We know that the supply chain in which UK farmers operate today is volatile, but it is also characterised by very limited market choice, which makes GSCOP reform so necessary. Currently, 95% of Britain’s food is sold through just 12 retailers, which curtails consumer choice and limits farmers’ bargaining power when negotiating contracts with shops that cannot be relied on to properly honour their arrangements.

Moreover, the sector has experienced significant shocks, which have been borne disproportionately by farmers and their families.

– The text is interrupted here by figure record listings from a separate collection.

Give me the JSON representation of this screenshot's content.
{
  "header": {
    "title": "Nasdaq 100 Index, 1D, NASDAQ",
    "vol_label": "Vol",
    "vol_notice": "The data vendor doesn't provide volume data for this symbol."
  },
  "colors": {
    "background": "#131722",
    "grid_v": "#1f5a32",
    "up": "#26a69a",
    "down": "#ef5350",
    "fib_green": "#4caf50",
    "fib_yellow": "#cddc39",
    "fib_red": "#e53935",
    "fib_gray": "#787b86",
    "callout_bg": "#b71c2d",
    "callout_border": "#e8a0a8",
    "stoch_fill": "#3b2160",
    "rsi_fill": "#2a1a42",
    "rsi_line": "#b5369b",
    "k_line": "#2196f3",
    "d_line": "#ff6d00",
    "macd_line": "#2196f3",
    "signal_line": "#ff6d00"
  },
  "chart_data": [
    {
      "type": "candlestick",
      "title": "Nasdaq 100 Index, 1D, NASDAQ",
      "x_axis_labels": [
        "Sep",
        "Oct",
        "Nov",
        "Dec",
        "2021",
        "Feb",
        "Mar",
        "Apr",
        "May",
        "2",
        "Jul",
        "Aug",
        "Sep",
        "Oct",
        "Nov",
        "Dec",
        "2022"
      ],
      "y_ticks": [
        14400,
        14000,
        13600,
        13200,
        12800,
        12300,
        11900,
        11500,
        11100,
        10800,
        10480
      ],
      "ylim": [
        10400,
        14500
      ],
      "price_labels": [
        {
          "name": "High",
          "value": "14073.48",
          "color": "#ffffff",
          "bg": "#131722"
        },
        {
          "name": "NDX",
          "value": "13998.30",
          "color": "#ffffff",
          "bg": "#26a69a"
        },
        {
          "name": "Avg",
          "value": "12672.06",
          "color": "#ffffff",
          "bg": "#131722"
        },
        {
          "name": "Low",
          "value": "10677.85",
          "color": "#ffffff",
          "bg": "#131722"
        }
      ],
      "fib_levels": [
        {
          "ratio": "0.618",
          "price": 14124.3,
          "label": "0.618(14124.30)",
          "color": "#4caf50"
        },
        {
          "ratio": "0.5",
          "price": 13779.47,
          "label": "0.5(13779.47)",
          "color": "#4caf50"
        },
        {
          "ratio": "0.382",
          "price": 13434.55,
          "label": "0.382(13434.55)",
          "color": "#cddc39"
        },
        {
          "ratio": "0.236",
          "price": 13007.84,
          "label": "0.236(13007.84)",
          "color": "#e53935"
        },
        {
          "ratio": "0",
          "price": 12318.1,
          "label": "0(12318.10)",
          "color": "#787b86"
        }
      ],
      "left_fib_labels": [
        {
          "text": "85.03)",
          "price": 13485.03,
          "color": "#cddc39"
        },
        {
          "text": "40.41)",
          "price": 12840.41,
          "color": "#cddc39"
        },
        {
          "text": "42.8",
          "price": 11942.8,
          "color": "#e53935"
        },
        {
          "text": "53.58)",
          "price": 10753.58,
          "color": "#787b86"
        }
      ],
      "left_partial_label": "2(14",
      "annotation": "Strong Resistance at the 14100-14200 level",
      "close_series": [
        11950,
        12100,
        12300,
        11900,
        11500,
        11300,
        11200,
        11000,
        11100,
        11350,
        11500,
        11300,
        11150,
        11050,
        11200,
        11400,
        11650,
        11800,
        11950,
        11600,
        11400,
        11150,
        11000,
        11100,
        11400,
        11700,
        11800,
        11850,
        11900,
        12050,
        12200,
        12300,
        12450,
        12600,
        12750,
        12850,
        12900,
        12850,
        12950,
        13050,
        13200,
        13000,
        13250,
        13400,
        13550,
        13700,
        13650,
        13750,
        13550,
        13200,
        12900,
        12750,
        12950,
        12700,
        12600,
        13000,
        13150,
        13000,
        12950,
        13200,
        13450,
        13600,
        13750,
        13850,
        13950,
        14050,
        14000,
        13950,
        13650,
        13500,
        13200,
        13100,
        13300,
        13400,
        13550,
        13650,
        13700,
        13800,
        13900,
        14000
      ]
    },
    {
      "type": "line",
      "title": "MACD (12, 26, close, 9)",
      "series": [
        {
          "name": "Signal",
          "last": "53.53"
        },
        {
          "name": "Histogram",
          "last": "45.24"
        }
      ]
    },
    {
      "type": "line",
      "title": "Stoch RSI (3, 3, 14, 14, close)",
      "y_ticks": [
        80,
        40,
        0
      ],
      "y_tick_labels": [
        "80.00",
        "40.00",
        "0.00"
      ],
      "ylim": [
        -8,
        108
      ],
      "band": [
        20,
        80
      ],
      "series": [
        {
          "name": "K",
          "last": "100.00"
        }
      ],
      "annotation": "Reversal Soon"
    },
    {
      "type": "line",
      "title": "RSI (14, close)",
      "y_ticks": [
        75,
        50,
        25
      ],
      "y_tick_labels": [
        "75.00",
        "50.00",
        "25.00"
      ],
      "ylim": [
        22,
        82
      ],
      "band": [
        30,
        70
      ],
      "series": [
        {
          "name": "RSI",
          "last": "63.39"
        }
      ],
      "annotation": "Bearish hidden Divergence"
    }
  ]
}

Unjust trade deals negotiated by this Government, covid-19, the war in Ukraine and multiple climate events have precipitated a form of permacrisis that farmers must navigate through every single day. Meanwhile, many of the supermarkets that farmers supply have seen their profits skyrocket in a climate of inflationary pressures and rising prices.

GSCOP reform would ensure that those retailers played by a fair set of rules and helped farmers to weather some of the global shocks that they are currently experiencing. Those trials are only the start of what farmers in my constituency of Selby and Ainsty face. Between Cawood, Wistow and Kelfield in my constituency, hundreds of acres of prime arable land have been submerged for weeks underneath floodwater, which has killed crops that add to the hundreds of thousands of pounds’ worth of losses that local farmers have so bravely borne and been forced to endure due to repeated flood events.

The farmers not only keep food on all our tables across the UK; they quite literally hold back the water in my part of North Yorkshire to stop homes from flooding. They hold back water that would otherwise reach people’s doorsteps in Selby; they receive no compensation for doing so and get inadequate support from local agencies.

In that context, the very least we can do is ensure that some of the effects are ameliorated for farmers by ensuring that they are paid for what they produce and in a fair and timely fashion. Our farmers require more than just thanks for the service that they provide to the British people: they need to know that they have a Government who are on their side. That is why I am pleased to support the Labour party’s pledge to use Government purchasing power to back our agricultural businesses, ensuring that British produce makes up at least half of the food used in schools, hospitals and prisons. This Prime Minister may have paid lip service to the NFU’s Buy British campaign, but it is the Labour party that is committed to putting those values into practice.

Finally, we must stand alongside the businesses that do their bit to ensure a fair deal for North Yorkshire’s farmers. I draw particular attention to Sedamyl, an agribusiness operating in my constituency that is committed to getting wheat and alcohol production from within 60 miles of its North Yorkshire plant. That is a North Yorkshire business putting its money where its mouth is to support local farmers and preserve our rural way of life. It does not need to be told to meet its obligation to farmers in my constituency, but it is clear that reform of the code is necessary to compel those supermarkets that do not have the same respect for our farming communities to do the right thing and get behind British farmers.

Those efforts will go some way to strengthening the hand of farmers across Selby and Ainsty, giving their family businesses a fair chance at a viable future. They will level the playing field and reshape a system that, for far too many, penalises farmers, and they will hopefully create a stable basis for farmers in my constituency to carry on their family businesses long into the future.